Trojan Targets Skype IM Users
The most popular service of Skype is allowing subscribers to make free of cost telephone calls over the Internet. There are more than 7 million subscribers of the company. Just a year ago, online auction firm eBay acquired it for $2.6 billion.
On December 19, 2006 security firm Websense detected a Trojan horse that aims at Skype IM users. This is the latest in a row of instant messaging attacks in 2006. The firm reported that a self-propagating worm called "sp.exe" plants the attack. Websense in co-operation with Skype and its parent company eBay conducted an investigation after which it issued an update stating it as a Trojan horse.
The Trojan infecting through the Skype API behaves according to the specifications of the API. The user running Skype does get an alert notification when a program attempts to access it, that the user must acknowledge. Websense wrote in a warning message that presently Skype doesn't have any uncovered vulnerability. The site hosting the Trojan is now down.
The user of a public API (Application Programming Interface) is a particularly unusual thing, says Dan Hubbard, vice president of research at Websense. Skype connects to USB devices such as VoIP phones by its two-part API. The mechanism enables 'third-party applications' to access Skype such as to make a telephone call.
According to Hubbard, the malware is either spreading slowly and only regionally, or it has disappeared by now.

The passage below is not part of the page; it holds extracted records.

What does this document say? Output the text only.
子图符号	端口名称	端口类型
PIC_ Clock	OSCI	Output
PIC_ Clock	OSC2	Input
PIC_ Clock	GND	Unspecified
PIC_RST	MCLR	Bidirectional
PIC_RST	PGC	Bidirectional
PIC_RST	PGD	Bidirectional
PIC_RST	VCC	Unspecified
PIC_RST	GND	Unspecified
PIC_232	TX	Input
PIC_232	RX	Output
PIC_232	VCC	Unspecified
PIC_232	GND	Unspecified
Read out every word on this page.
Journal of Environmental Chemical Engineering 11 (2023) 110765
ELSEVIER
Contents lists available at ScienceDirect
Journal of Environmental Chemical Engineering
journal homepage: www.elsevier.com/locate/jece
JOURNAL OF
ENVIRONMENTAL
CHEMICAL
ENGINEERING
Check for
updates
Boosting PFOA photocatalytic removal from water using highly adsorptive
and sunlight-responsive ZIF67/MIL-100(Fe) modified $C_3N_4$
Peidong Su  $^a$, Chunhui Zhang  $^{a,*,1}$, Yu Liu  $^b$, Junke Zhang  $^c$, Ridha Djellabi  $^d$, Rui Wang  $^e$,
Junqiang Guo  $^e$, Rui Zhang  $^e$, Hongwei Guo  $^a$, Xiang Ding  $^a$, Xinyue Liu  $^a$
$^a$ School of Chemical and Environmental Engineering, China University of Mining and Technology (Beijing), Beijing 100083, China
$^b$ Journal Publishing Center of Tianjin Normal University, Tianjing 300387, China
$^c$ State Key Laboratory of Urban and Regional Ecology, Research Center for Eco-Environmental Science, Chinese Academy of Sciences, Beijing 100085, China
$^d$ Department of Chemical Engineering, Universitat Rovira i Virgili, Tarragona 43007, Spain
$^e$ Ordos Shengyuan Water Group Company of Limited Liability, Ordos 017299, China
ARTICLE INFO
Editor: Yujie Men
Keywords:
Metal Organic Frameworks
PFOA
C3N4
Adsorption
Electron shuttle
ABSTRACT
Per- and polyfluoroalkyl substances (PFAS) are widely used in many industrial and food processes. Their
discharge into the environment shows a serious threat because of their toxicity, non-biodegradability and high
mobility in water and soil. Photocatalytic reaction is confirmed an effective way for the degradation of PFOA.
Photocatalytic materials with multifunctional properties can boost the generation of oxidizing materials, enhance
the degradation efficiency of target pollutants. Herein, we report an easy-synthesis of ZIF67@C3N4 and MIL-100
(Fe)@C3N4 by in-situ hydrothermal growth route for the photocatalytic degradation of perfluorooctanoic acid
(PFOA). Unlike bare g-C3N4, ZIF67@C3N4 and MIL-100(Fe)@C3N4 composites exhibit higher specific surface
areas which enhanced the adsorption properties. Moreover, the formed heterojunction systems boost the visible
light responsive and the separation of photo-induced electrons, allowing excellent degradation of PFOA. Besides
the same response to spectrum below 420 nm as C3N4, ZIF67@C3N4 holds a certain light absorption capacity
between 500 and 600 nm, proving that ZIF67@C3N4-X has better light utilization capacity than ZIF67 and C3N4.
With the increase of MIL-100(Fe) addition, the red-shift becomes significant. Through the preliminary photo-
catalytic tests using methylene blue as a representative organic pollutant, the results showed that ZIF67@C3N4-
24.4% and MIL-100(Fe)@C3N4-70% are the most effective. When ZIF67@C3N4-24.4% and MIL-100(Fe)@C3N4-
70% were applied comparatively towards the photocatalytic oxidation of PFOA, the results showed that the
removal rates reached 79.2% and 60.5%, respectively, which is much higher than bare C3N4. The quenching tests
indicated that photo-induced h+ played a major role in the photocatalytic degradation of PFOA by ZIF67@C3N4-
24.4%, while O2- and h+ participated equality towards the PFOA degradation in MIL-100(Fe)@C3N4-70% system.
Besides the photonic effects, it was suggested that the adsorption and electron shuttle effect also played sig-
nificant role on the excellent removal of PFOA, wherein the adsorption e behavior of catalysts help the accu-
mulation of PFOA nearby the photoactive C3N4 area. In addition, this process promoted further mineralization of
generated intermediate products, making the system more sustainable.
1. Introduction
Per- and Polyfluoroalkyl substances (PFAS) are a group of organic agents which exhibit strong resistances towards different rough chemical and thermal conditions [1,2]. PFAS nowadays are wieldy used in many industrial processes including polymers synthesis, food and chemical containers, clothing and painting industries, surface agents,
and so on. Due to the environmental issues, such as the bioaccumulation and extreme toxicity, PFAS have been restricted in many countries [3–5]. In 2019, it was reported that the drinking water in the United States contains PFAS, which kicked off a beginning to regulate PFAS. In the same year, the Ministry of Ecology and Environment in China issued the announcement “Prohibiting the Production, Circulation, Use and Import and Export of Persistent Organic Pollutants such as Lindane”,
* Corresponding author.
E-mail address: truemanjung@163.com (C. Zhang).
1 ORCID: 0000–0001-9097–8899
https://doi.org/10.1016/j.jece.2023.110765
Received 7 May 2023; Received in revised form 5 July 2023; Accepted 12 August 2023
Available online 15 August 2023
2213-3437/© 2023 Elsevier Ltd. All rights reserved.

In its security warning Websense describes the Trojan horse sending a message via the Skype Chat - text-based instant messenger - that instructs the recipient to download a file called sp.exe. A user who follows the instruction downloads Skype programming code through the virus along with the same virus' new versions that tries to steal passwords.
Websense said that the first appearance of the worm was in Asia however rival security-firm F-Secure called it an exaggeration. According to Mikko Hyponnen, chief research officer at F-Secure, there was no widespread outbreak of Skype worm at present. F-Secure is following the situation closely. The worm is found to have originated in the Asia Pacific region, mainly in Korea.